RUANG HAMPA

Fadly Achmad
Chapter #15

BAB XV Tombstone Part II

Duh, hujan tak kunjung berhenti. Rimbunan pepohonan menyisir relung hatiku saat ini. Tak ada juntrungan, rahasia demi rahasia bermunculan. Aku belum siap, aku masih tersandera oleh pikiranku sendiri. Perlahan meluruh, tetapi tidak kuketahui kapan akan berakhir. Mencoba untuk memahami and live like this, sulit memulai hal baru yang bahkan untuk hal yang tidak kau sukai. Untuk apa kau bersenyawa jika kau tak bermakna. Untuk apa kau diberikan waktu, jika waktu saja menyanderamu seperti tawanan.

Perjalananku menuju rumah sakit tidak membutuhkan waktu lama.

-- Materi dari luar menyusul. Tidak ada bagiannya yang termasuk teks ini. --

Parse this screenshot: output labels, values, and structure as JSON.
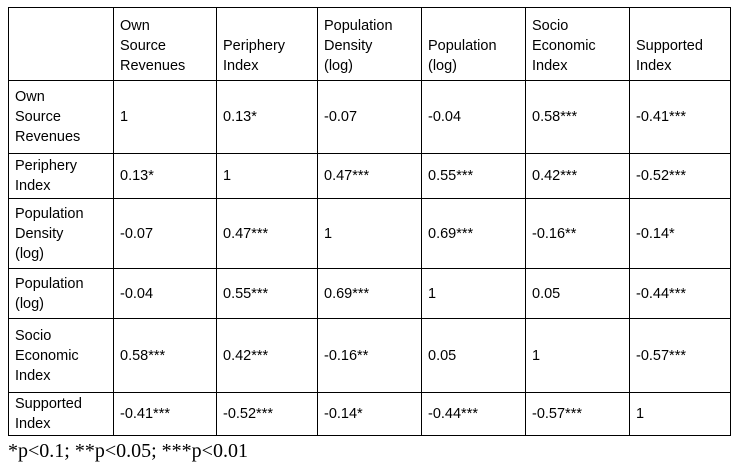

Karena rumah sakit pemerintah itu tidak jauh dari kediaman Aldo. Sesampainya di rumah sakit, aku langsung berhamburan. Berlari kesana kemari, untuk mencari keberadaan Rayya. Aku masih dihantui oleh rasa kosong dalam relung jiwaku. Ada yang tegak, tetapi bukan tekad. Ada yang semangat, tetapi bukan jiwa.

Lantai tiga, semua dimulai di lantai tiga. Aku menemukan Rayya terduduk menyepi di depan salah satu bangsal rumah sakit. Tak banyak orang yang lalu lalang, memang ini bukan jam membesuk. Aku menghampirinya, melangkah perlahan, mencoba untuk tidak mengganggu dengan keberadaanku. Wangi itu kembali muncul, memang sang pemiliknya tengah berada di hadapanku.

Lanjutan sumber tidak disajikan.